My one vaguely work-related commitment during this holiday has been to drive to Omagh, 85 km away, and talk to a group of local community activists who are involved in post-conflict reconciliation issues in County Fermanagh and western Tyrone, and are planning a fact-finding trip to Bosnia to see what future there might be for cooperation between the two areas. They wheeled me in to do a quick briefing on Bosnian history, politics and culture for the trip participants.

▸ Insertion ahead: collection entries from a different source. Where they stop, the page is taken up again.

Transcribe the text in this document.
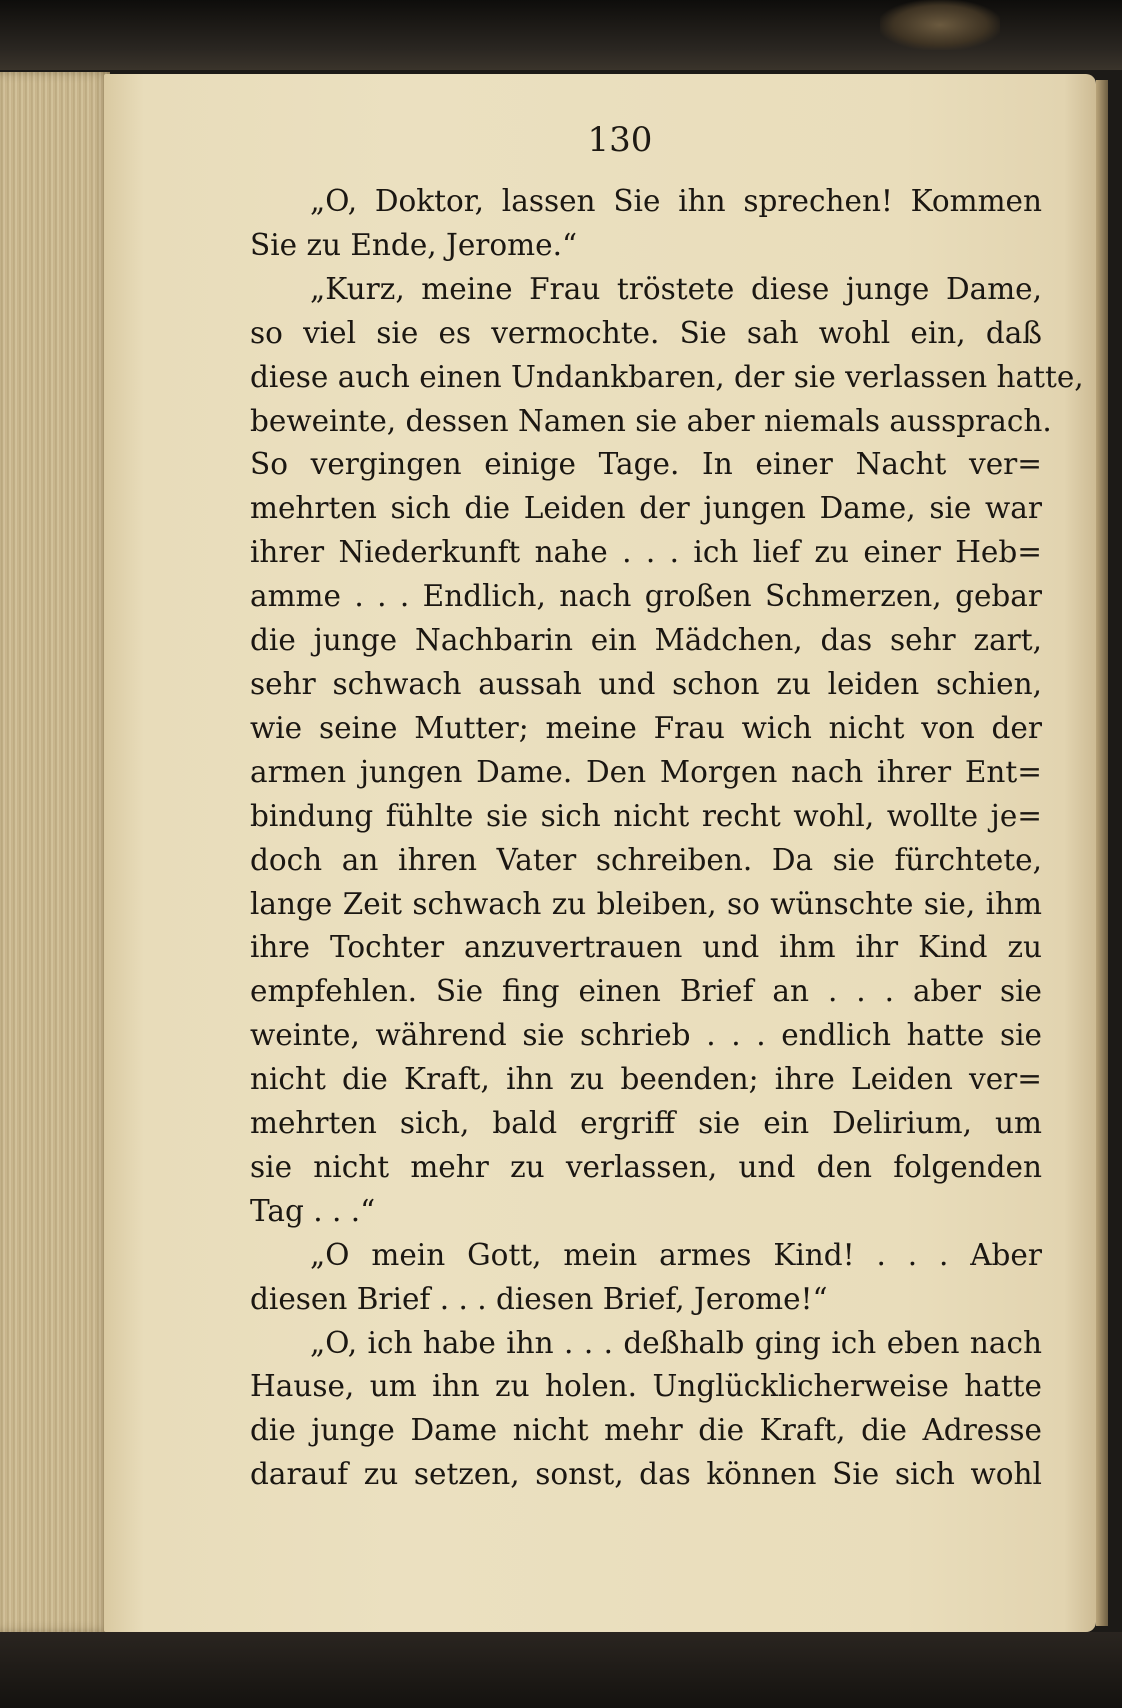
130
„O, Doktor, lassen Sie ihn sprechen! Kommen
Sie zu Ende, Jerome.“
„Kurz, meine Frau tröstete diese junge Dame,
so viel sie es vermochte. Sie sah wohl ein, daß
diese auch einen Undankbaren, der sie verlassen hatte,
beweinte, dessen Namen sie aber niemals aussprach.
So vergingen einige Tage. In einer Nacht ver=
mehrten sich die Leiden der jungen Dame, sie war
ihrer Niederkunft nahe . . . ich lief zu einer Heb=
amme . . . Endlich, nach großen Schmerzen, gebar
die junge Nachbarin ein Mädchen, das sehr zart,
sehr schwach aussah und schon zu leiden schien,
wie seine Mutter; meine Frau wich nicht von der
armen jungen Dame. Den Morgen nach ihrer Ent=
bindung fühlte sie sich nicht recht wohl, wollte je=
doch an ihren Vater schreiben. Da sie fürchtete,
lange Zeit schwach zu bleiben, so wünschte sie, ihm
ihre Tochter anzuvertrauen und ihm ihr Kind zu
empfehlen. Sie fing einen Brief an . . . aber sie
weinte, während sie schrieb . . . endlich hatte sie
nicht die Kraft, ihn zu beenden; ihre Leiden ver=
mehrten sich, bald ergriff sie ein Delirium, um
sie nicht mehr zu verlassen, und den folgenden
Tag . . .“
„O mein Gott, mein armes Kind! . . . Aber
diesen Brief . . . diesen Brief, Jerome!“
„O, ich habe ihn . . . deßhalb ging ich eben nach
Hause, um ihn zu holen. Unglücklicherweise hatte
die junge Dame nicht mehr die Kraft, die Adresse
darauf zu setzen, sonst, das können Sie sich wohl
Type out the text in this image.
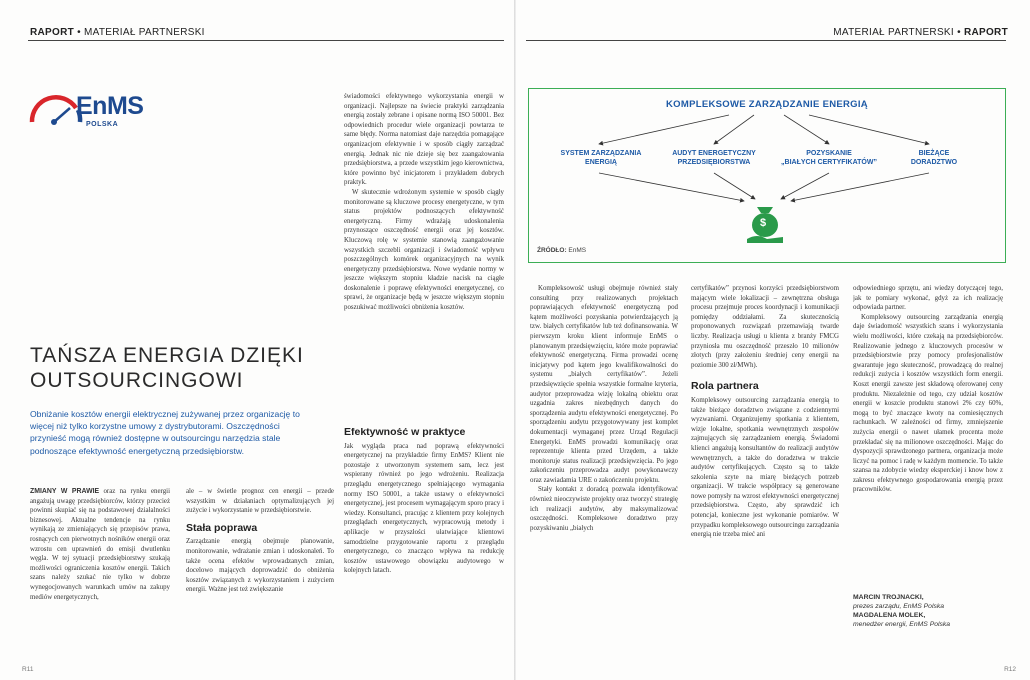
RAPORT • MATERIAŁ PARTNERSKI	MATERIAŁ PARTNERSKI • RAPORT
EnMS
POLSKA

świadomości efektywnego wykorzystania energii w organizacji. Najlepsze na świecie praktyki zarządzania energią zostały zebrane i opisane normą ISO 50001. Bez odpowiednich procedur wiele organizacji powtarza te same błędy. Norma natomiast daje narzędzia pomagające organizacjom efektywnie i w sposób ciągły zarządzać energią. Jednak nic nie dzieje się bez zaangażowania przedsiębiorstwa, a przede wszystkim jego kierownictwa, które powinno być inicjatorem i przykładem dobrych praktyk.

W skutecznie wdrożonym systemie w sposób ciągły monitorowane są kluczowe procesy energetyczne, w tym status projektów podnoszących efektywność energetyczną. Firmy wdrażają udoskonalenia przynoszące oszczędność energii oraz jej kosztów. Kluczową rolę w systemie stanowią zaangażowanie wszystkich szczebli organizacji i świadomość wpływu poszczególnych komórek organizacyjnych na wynik energetyczny przedsiębiorstwa. Nowe wydanie normy w jeszcze większym stopniu kładzie nacisk na ciągłe doskonalenie i poprawę efektywności energetycznej, co sprawi, że organizacje będą w jeszcze większym stopniu poszukiwać możliwości obniżenia kosztów.

TAŃSZA ENERGIA DZIĘKI
OUTSOURCINGOWI
Obniżanie kosztów energii elektrycznej zużywanej przez organizację to więcej niż tylko korzystne umowy z dystrybutorami. Oszczędności przynieść mogą również dostępne w outsourcingu narzędzia stale podnoszące efektywność energetyczną przedsiębiorstw.

ZMIANY W PRAWIE oraz na rynku energii angażują uwagę przedsiębiorców, którzy przecież powinni skupiać się na podstawowej działalności biznesowej. Aktualne tendencje na rynku wynikają ze zmieniających się przepisów prawa, rosnących cen pierwotnych nośników energii oraz wzrostu cen uprawnień do emisji dwutlenku węgla. W tej sytuacji przedsiębiorstwy szukają możliwości ograniczenia kosztów energii. Takich szans należy szukać nie tylko w dobrze wynegocjowanych warunkach umów na zakupy mediów energetycznych,

ale – w świetle prognoz cen energii – przede wszystkim w działaniach optymalizujących jej zużycie i wykorzystanie w przedsiębiorstwie.

Stała poprawa

Zarządzanie energią obejmuje planowanie, monitorowanie, wdrażanie zmian i udoskonaleń. To także ocena efektów wprowadzanych zmian, docelowo mających doprowadzić do obniżenia kosztów związanych z wykorzystaniem i zużyciem energii. Ważne jest też zwiększanie

Efektywność w praktyce

Jak wygląda praca nad poprawą efektywności energetycznej na przykładzie firmy EnMS? Klient nie pozostaje z utworzonym systemem sam, lecz jest wspierany również po jego wdrożeniu. Realizacja przeglądu energetycznego spełniającego wymagania normy ISO 50001, a także ustawy o efektywności energetycznej, jest procesem wymagającym sporo pracy i wiedzy. Konsultanci, pracując z klientem przy kolejnych przeglądach energetycznych, wypracowują metody i aplikacje w przyszłości ułatwiające klientowi samodzielne przygotowanie raportu z przeglądu energetycznego, co znacząco wpływa na redukcję kosztów ustawowego obowiązku audytowego w kolejnych latach.

KOMPLEKSOWE ZARZĄDZANIE ENERGIĄ
SYSTEM ZARZĄDZANIA
ENERGIĄ
AUDYT ENERGETYCZNY
PRZEDSIĘBIORSTWA
POZYSKANIE
„BIAŁYCH CERTYFIKATÓW”
BIEŻĄCE
DORADZTWO
$
ŹRÓDŁO: EnMS

Kompleksowość usługi obejmuje również stały consulting przy realizowanych projektach poprawiających efektywność energetyczną pod kątem możliwości pozyskania potwierdzających ją tzw. białych certyfikatów lub też dofinansowania. W pierwszym kroku klient informuje EnMS o planowanym przedsięwzięciu, które może poprawiać efektywność energetyczną. Firma prowadzi ocenę inicjatywy pod kątem jego kwalifikowalności do systemu „białych certyfikatów”. Jeżeli przedsięwzięcie spełnia wszystkie formalne kryteria, audytor przeprowadza wizję lokalną obiektu oraz uzgadnia zakres niezbędnych danych do sporządzenia audytu efektywności energetycznej. Po sporządzeniu audytu przygotowywany jest komplet dokumentacji wymaganej przez Urząd Regulacji Energetyki. EnMS prowadzi komunikację oraz reprezentuje klienta przed Urzędem, a także monitoruje status realizacji przedsięwzięcia. Po jego zakończeniu przeprowadza audyt powykonawczy oraz zawiadamia URE o zakończeniu projektu.

Stały kontakt z doradcą pozwala identyfikować również nieoczywiste projekty oraz tworzyć strategię ich realizacji audytów, aby maksymalizować oszczędności. Kompleksowe doradztwo przy pozyskiwaniu „białych

certyfikatów” przynosi korzyści przedsiębiorstwom mającym wiele lokalizacji – zewnętrzna obsługa procesu przejmuje proces koordynacji i komunikacji pomiędzy oddziałami. Za skutecznością proponowanych rozwiązań przemawiają twarde liczby. Realizacja usługi u klienta z branży FMCG przyniosła mu oszczędność przeszło 10 milionów złotych (przy założeniu średniej ceny energii na poziomie 300 zł/MWh).

Rola partnera

Kompleksowy outsourcing zarządzania energią to także bieżące doradztwo związane z codziennymi wyzwaniami. Organizujemy spotkania z klientem, wizje lokalne, spotkania wewnętrznych zespołów zajmujących się zarządzaniem energią. Świadomi klienci angażują konsultantów do realizacji audytów wewnętrznych, a także do doradztwa w trakcie audytów certyfikujących. Często są to także szkolenia szyte na miarę bieżących potrzeb organizacji. W trakcie współpracy są generowane nowe pomysły na wzrost efektywności energetycznej przedsiębiorstwa. Często, aby sprawdzić ich potencjał, konieczne jest wykonanie pomiarów. W przypadku kompleksowego outsourcingu zarządzania energią nie trzeba mieć ani

odpowiedniego sprzętu, ani wiedzy dotyczącej tego, jak te pomiary wykonać, gdyż za ich realizację odpowiada partner.

Kompleksowy outsourcing zarządzania energią daje świadomość wszystkich szans i wykorzystania wielu możliwości, które czekają na przedsiębiorców. Realizowanie jednego z kluczowych procesów w przedsiębiorstwie przy pomocy profesjonalistów gwarantuje jego skuteczność, prowadzącą do realnej redukcji zużycia i kosztów wszystkich form energii. Koszt energii zawsze jest składową oferowanej ceny produktu. Niezależnie od tego, czy udział kosztów energii w koszcie produktu stanowi 2% czy 60%, mogą to być znaczące kwoty na comiesięcznych rachunkach. W zależności od firmy, zmniejszenie zużycia energii o nawet ułamek procenta może przekładać się na milionowe oszczędności. Mając do dyspozycji sprawdzonego partnera, organizacja może liczyć na pomoc i radę w każdym momencie. To także szansa na zdobycie wiedzy eksperckiej i know how z zakresu efektywnego gospodarowania energią przez pracowników.

MARCIN TROJNACKI,
prezes zarządu, EnMS Polska
MAGDALENA MOLEK,
menedżer energii, EnMS Polska
R11	R12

Bosnia is no longer a country I do much work on, but I did live there from January 1997 to May 1998, with Anne and the infant B joining me half way through. And since it's where my career really picked up, and since I got that job largely on the strength of what I learnt from Northern Ireland politics, it seemed right to try and repay some of my debts to this part of the world.
My presentation went well, but at the end when I was giving the statistics of the Bosnian war, hundreds of thousands killed, over half the population displaced, thousands of rapes, one of my audience sighed and said, "It puts our problems into perspective, doesn't it?" I couldn't think of a response. On the one hand, of course it does; but on the other, by talking about Bosnia I don't think we are saying that what happened in Omagh doesn't matter.
Peace mural
On the long and thoughtful drive home, I came across this little bit of cultural inventiveness:
If you find your own history difficult to deal with, hey, why not borrow someone else's?